Мы вышли к реке: сначала мы, а потом наши коротенькие тени. Не заметный сразу, не возвышающийся над берегом, перед нами открылся широкий мост, а внизу, глубоко под ним, между изборожденных расселинами скал, текла река, действительно синяя, пенистая и свежая. Мы остановились — на этот раз и я был захвачен видом реки, а затем в молчаливой задумчивости перешли на другую сторону.

Носильщик ждал нас у дверей гостиницы; красным платком он вытирал пот с плешивого лба и черной, морщинистой шеи. Он поднялся и козырнул по-солдатски; мать вынула деньги и протянула ему. Я ожидал препирательства, зная, что мать не отличается щедростью, но носильщик, разомлевший от зноя, не глядя, завернул деньги в платок, сунул его за пазуху и медленно побрел по раскаленной безлюдной улице.

Мы вошли в холл. Там было темно; прошло несколько мгновений, прежде чем наши глаза привыкли к сумраку. Мать вступила в переговоры с портье — поверх высокой деревянной стойки торчала только его голова. Я огляделся: длинный диван, несколько круглых стульев, украшенных резьбой á la turka, большое зеркале в золоченой раме и в углу три иссохших пальмовых листа. Было слышно жужжание мух, кишевших в этом мраке, и слова матери, повествовавшей портье о том, что мы жили в Мостаре двадцать лет назад и я здесь научился ходить, а теперь вот учусь в университете. Но человеку за стойкой это было неинтересно, ему нужны были анкетные данные. Наконец раздалось звяканье ключа, который он, не вставая, снял с доски на стене и положил перед матерью.

Мы поднялись по лестнице на второй этаж. Мать из экономии взяла один номер с кроватью и диваном. Кровать, после того как мы раздвинули шторы на окне, оказалась высокой и старомодной, диван — весь в рытвинах и ухабах, а в комнате стоял тот запах, который бывает в непроветренных помещениях с источенной червями мебелью. Багаж не приносили, и мне пришлось спуститься за ним. Портье все так же неподвижно сидел за своей стойкой в полумраке, и было непонятно, видел он меня или спал; а когда я вернулся, мать вынуждена была признать, что отель содержится не так, как следовало бы.

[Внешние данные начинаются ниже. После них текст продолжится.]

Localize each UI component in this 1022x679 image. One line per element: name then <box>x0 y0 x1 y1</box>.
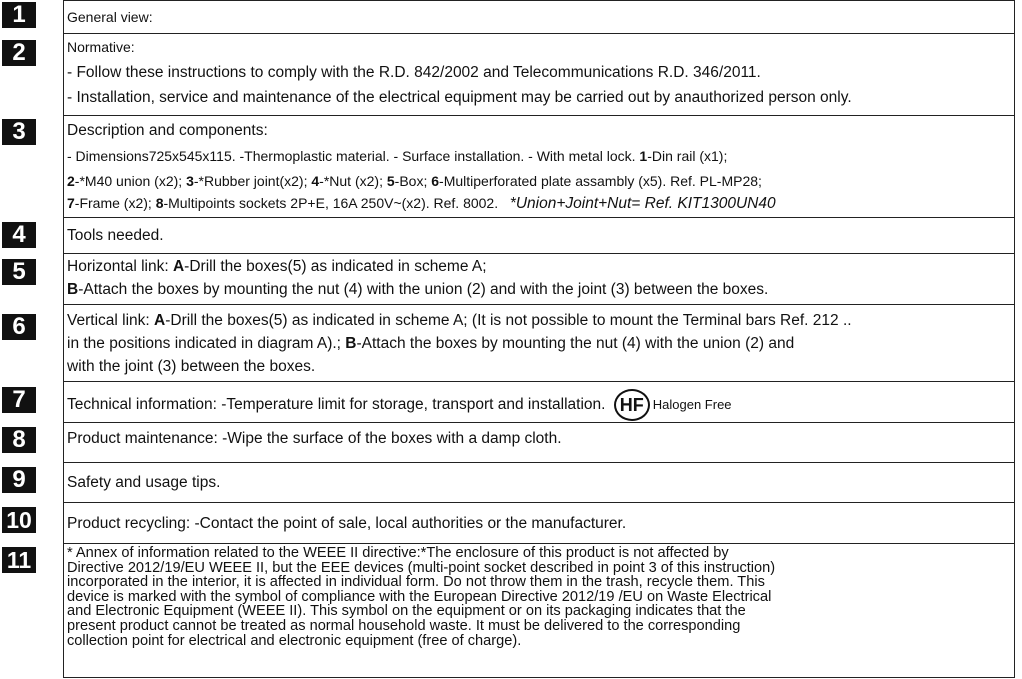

— Ничего похожего на то, что было в мое время, — сказала она. — И следа не осталось от того шика, который был здесь до войны… Какие тут балы устраивались! Каждый вечер играл оркестр. Даже венцы, когда приезжали, хвалили его. А теперь!.. — вздохнула она. — Как и все после войны!

Я заметил, что, наверное, это ей просто казалось, потому что меблировка и тогда должна была выглядеть безвкусно, но мать рассердилась и ответила, что здешняя мебель все-таки лучше, чем в большинстве наших гостиниц. Я их еще не видел и потому не могу судить об этом, а она видела достаточно — тут она слегка запнулась, так как, по совести говоря, и сама путешествовала немного, — да и другие, добавила она, рассказывали ей об этом. Здесь наверняка нет клопов, чего она не могла бы утверждать о других отелях, а кроме того, стоит только посмотреть, что за прекрасное покрывало на кровати и какой внушительный старинный умывальник в углу. Но когда мы начали распаковывать вещи, умываться и приводить в порядок одежду и я отодвинул штору, чтобы было светлее, то увидел, что покрывало выцвело и испещрено желтыми пятнами, а у кувшина на умывальнике нет ручки, и, поливая матери, я должен был держать его обеими руками; но я ничего не сказал ни в этот раз, ни позже, когда мы спускались по лестнице и мать, споткнувшись о дырявый ковер, чуть не упала. Я не хотел портить ей настроение! И когда она, заглянув в ресторан и узнав от заспанного человека за стойкой, что пообедать можно будет только в час дня, предложила перед обедом сходить на улицу, где мы когда-то жили, чтобы после обеда у нас осталось больше времени для визитов к знакомым, я согласился.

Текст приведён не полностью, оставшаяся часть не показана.